“On the day of the festival, the whole army was paraded on the hills on both side of the river, and it was a grand view. For several miles around, as far as the eye could reach, lines of men, glittering in their accoutrements, appeared. The officers were in front, or among their respective commands, and their waving plumes seemed like floating foam on the waves. At the signal—the firing of three cannon—all the regimental officers left their commands and proceeded to the building to join in the festivities there prepared by order of the commander-in-chief.

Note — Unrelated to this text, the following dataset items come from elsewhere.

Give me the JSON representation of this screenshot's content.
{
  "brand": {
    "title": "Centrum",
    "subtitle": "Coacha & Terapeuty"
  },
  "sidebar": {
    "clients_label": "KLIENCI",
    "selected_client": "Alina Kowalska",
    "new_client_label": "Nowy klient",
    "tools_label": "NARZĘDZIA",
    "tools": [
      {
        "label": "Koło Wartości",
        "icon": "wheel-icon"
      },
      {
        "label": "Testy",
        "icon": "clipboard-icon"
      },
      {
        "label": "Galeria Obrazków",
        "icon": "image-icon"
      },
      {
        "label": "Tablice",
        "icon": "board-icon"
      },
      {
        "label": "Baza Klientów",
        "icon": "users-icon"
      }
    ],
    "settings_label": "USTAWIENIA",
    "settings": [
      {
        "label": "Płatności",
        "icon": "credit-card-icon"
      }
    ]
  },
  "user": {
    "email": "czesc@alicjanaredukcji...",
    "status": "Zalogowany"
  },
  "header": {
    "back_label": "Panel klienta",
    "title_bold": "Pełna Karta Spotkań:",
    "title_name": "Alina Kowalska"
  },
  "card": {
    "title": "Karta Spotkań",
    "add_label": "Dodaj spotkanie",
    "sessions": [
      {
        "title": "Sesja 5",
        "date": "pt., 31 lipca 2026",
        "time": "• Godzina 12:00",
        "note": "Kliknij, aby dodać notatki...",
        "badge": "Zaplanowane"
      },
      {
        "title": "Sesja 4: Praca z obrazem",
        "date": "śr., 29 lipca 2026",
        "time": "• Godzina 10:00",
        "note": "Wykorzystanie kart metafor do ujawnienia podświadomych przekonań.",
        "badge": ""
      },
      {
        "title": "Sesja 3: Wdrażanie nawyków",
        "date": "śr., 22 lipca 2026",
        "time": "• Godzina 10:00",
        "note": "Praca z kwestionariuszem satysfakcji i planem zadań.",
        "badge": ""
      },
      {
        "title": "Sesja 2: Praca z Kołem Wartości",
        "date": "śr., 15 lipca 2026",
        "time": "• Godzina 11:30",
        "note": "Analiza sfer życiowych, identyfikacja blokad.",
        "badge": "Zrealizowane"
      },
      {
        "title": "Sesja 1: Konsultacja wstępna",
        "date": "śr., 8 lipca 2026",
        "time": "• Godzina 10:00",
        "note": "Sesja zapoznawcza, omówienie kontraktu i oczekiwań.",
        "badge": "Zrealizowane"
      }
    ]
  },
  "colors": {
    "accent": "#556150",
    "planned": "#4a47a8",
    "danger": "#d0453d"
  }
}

“At five o’clock, dinner being on the table, an interesting procession moved from the quarters of Major-General M’Dougall, through a line formed by Colonel Grain’s regiment of artillery. In front, walked the noble commander-in-chief, his countenance expressive of unusual cheerfulness, and his stately form moving with characteristic grace and dignity. He was accompanied by his lady, and his suite followed him. Then came all the principal officers of the army with their ladies, Governor Clinton and lady, and various distinguished characters from the States of New York and New Jersey. The procession moved to the vast bower, where more than five hundred guests were assembled. The banquet was magnificently prepared, and bands of music added melody to the other charms of the scene—thus feasting and satisfying the eye, the ear, and the palate. The cloth being removed, thirteen appropriate toasts were drank, each being announced by the firing of thirteen cannon and the playing of appropriate music by the bands in attendance. The company retired from the table at seven o’clock, and the regimental officers rejoined their respective commands. In the evening, the arbor was brilliantly illuminated. The numerous lights, gleaming among the boughs and leaves of the trees that composed the roof and the walls, presented the appearance of myriads of glowworms or of thousands of stars glittering in the night. When the officers had rejoined their different regiments, thirteen cannon were again fired, as a prelude to the general feu-de-joie which immediately succeeded. Three times was it repeated, and the reverberations sounded among the hills with tremendous effect, darkness adding grandeur to the scene, as the flashing of the musketry of the army broke upon it like sheeted lightning. The feu-de-joie was immediately followed by three shouts of acclamation and benediction for the dauphin, given by the whole army as with one voice. At half-past eleven o’clock the celebration was concluded by an exhibition of fireworks, ingeniously constructed of various figures. There was a ball given during the evening in the arbor, at which General Washington, with Mrs. Knox for a partner, led the dance. Thus ended the general festivity.”
“There,” remarked Mrs. Harmar, “that has interested me much more than all the horrible stories that have been told to-day. How I should have liked to be there!”